Glanz und Elend in den Metropolen der Dritten Welt

Urbanisten und Architekten haben die Metropolen der Schwellen- und Entwicklungsländer entdeckt. Nachdem Rem Koolhaas das Lob der rasant wachsenden Megastädte auf der letzten Documenta gesungen hat, beschäftigt sich nun die Architekturbiennale von Venedig mit deren Glanz und Elend; und auch auf der vom 4. bis zum 6. Juli in Berlin durchgeführten Weltkonferenz «Urban 21» spielte dieses brisante Thema eine wichtige Rolle.

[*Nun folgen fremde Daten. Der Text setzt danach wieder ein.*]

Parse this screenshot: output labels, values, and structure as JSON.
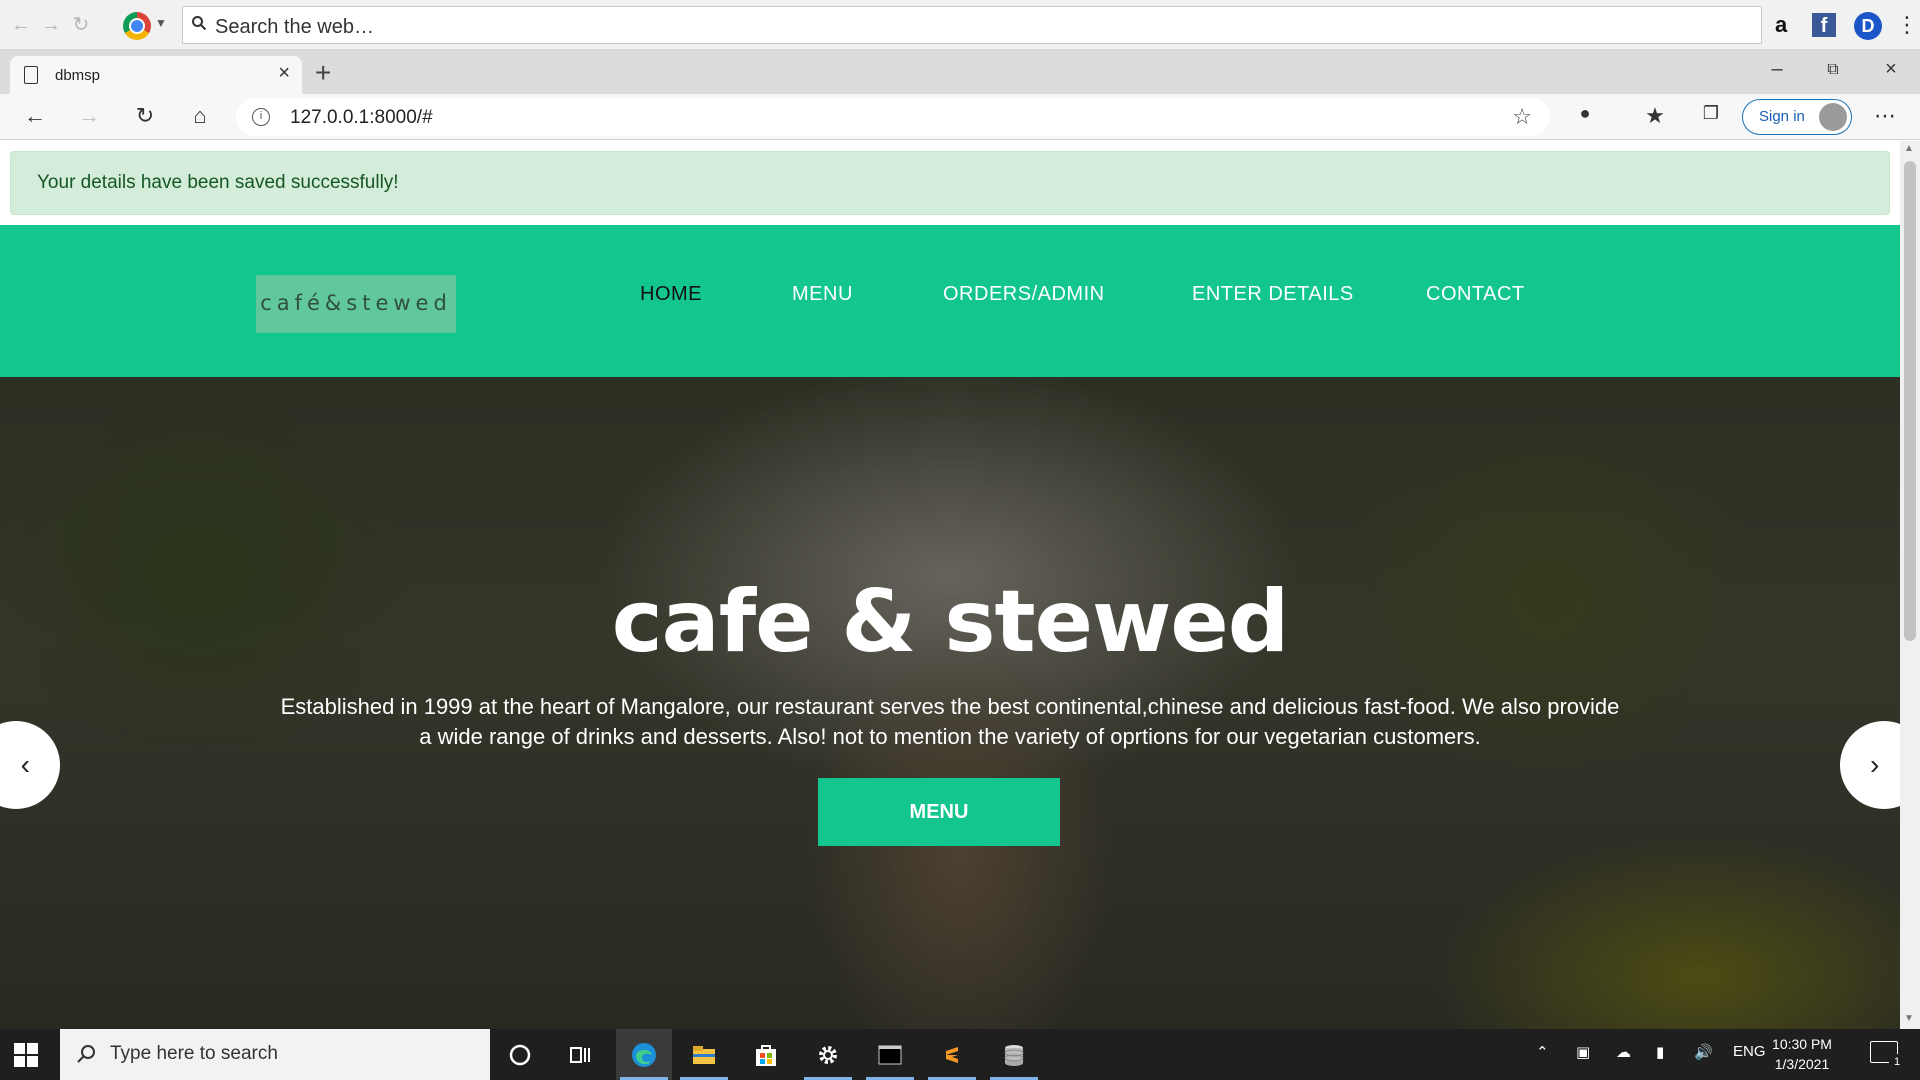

7. Juli 2000 - Robert Kaltenbrunner
Die Riesenstädte der Dritten Welt - von internationalen Experten und einheimischen Eliten lange als «entwicklungshemmend» oder gar als «parasitär» abqualifiziert - scheinen allen Kassandrarufen zum Trotz zu überleben, denn: «in der Stadt hungert es sich besser». Ein gigantischer, weitgehend unkontrollierter Wachstumsprozess vollzieht sich seit Jahrzehnten in Bombay und Lagos, in Jakarta und Kairo, in Mexiko, Kalkutta oder Lima. Der Hintergrund scheint so banal wie unabänderlich: Einseitige Industrieförderung führt zur Vernachlässigung der Landwirtschaft. Die schlechten Erwerbschancen im Agrarsektor treiben die verarmte Bevölkerung in die Ballungszentren. Andererseits wirken die Metropolen wegen ihres grösseren öffentlichen Dienstleistungsangebots anziehend. Hier konzentrieren sich die Schulen und Universitäten, hier ist die medizinische Versorgung besser. Hinzu kommt die Hoffnung vieler Schulabgänger, einen «White collar»-Job zu finden, der ihrem Qualifikationsstand angemessen scheint.


Sogwirkungen

Metropolen werden heute weniger als Orte denn vielmehr als verdinglichte Erwartungshaltungen verstanden. Es sind wahre Massen, die in diese Riesenstädte strömen, um ihre Zukunft zu sichern: Arbeitssuchende, vom Land «vertriebene» Migranten, die sich im Zuge der - eher wirtschaftlichen denn gesellschaftlichen - Modernisierung in der Stadt eine neue, bessere Lebensgrundlage erhoffen. Zusammen mit hohen Geburtenraten kann dies zu einer explosiven Situation führen. Kein Platz, kein Job, kein Geld - was tun? Als Konsequenz versorgen sich die ärmsten Bevölkerungsgruppen zum Teil auf informelle, ja illegale Weise mit Obdach.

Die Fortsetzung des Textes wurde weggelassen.